Improved understanding and modelling of seasonal and intraseasonal climate and severe weather hinges on better resolving and simulating ocean-atmosphere fluxes and upper ocean responses.  The SOOP SST, flux measurements and the next stage RAMA (Research Moored Array for African–Asian–Australian Monsoon Analysis and Prediction) buoy will provide improved resolution of near-surface diurnal cycles and surface fluxes. This research is carried out primarily at CAWCR, in close coordination with ENSO research.

How do interactions between the atmosphere and the ocean surface layer, e.g. the exchange of heat and moisture, affect climate processes?

Identify the mechanisms that control SST in different climate modes at different times through heat budget studies?

Observations from the flux moorings, underway measurements (flux, SST) and Argo will provide important contributions to this question.  In particular the Southern Ocean surface flux mooring will determine the magnitude and variability of air-sea heat, freshwater and carbon exchange for the Southern Ocean and waters around Australia.

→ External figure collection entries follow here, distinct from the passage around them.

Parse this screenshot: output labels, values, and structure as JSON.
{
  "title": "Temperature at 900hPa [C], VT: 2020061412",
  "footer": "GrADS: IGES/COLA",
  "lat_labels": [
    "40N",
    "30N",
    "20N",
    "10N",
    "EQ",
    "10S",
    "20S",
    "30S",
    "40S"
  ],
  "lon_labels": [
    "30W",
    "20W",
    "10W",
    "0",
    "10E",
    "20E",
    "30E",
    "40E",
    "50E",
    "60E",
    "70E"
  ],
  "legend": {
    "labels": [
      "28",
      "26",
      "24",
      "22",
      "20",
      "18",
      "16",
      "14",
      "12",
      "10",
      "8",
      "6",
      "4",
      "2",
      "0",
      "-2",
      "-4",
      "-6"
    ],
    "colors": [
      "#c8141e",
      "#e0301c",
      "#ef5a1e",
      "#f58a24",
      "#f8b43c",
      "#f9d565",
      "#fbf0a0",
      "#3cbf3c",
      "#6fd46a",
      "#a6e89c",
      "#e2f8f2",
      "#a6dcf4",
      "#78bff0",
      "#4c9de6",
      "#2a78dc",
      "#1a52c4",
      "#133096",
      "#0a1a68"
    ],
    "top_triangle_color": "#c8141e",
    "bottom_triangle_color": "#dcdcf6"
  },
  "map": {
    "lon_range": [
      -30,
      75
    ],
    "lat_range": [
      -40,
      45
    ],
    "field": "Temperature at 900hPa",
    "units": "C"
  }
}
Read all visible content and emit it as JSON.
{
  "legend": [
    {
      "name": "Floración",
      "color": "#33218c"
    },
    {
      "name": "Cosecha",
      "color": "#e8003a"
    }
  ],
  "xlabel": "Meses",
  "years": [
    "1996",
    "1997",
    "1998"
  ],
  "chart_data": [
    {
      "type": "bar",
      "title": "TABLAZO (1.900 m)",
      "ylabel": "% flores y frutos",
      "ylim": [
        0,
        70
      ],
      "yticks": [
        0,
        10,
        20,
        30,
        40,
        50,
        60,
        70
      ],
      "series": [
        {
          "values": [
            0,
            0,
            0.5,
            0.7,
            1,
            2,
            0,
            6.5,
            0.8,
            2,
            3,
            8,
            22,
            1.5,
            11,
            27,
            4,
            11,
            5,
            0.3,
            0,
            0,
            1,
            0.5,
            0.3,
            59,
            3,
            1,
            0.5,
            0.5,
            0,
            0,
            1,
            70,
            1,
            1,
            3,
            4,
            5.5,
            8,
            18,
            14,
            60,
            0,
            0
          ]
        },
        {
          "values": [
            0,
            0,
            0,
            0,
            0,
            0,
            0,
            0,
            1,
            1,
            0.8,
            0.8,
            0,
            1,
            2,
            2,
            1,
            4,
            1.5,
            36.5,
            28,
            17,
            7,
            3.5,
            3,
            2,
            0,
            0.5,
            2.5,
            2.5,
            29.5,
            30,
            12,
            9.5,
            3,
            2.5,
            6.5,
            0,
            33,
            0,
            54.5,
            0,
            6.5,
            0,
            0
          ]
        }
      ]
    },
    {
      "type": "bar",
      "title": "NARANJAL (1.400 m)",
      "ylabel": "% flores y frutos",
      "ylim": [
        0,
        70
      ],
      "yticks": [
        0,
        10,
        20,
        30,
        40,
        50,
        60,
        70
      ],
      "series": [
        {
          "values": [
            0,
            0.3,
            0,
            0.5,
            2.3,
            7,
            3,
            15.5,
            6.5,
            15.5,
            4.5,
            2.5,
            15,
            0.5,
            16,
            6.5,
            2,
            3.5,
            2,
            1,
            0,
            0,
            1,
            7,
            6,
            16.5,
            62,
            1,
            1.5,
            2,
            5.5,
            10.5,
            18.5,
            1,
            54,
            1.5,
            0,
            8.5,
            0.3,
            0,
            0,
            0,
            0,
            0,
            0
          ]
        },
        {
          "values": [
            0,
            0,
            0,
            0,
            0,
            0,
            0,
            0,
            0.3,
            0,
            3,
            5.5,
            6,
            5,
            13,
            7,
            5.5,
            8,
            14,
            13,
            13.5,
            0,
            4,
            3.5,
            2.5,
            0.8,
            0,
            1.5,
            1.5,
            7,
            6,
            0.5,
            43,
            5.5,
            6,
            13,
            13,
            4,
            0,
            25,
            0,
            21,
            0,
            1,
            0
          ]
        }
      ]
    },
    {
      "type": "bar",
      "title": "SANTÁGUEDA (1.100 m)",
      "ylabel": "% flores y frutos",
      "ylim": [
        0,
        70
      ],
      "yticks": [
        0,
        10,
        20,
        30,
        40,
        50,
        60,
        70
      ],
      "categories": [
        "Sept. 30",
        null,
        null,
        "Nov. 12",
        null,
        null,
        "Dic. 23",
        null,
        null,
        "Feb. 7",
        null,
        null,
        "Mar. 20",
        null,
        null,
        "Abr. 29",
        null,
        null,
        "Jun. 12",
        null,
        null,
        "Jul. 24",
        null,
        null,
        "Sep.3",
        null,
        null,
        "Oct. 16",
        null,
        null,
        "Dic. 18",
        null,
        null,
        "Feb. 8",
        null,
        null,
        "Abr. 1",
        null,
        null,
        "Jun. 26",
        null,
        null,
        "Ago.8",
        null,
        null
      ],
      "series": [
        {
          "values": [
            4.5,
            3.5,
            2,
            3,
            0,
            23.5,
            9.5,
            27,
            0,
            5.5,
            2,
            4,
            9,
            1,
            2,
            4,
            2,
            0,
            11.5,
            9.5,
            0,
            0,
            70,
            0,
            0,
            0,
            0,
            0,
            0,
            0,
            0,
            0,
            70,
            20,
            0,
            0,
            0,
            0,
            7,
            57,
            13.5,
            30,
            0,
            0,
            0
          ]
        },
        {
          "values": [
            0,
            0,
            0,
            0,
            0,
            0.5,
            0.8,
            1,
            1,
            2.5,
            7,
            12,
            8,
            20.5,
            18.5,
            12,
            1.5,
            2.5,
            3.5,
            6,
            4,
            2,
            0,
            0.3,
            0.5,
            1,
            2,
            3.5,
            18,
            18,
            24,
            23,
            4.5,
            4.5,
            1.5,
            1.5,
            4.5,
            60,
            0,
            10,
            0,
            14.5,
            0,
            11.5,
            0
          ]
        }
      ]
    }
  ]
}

Are we able to improve the data assimilation and initialisation systems in POAMA (Predictive Ocean Atmosphere Model for Australia)?

Improvements in both assimilation and initialisation of POAMA is centrally related to both the quantity and quality of observations of temperature, salinity and surface height available from both in situ and satellite sources.  The IMOS contributions to the Argo array, XBT lines, support for satellite calibration-validation are of major importance.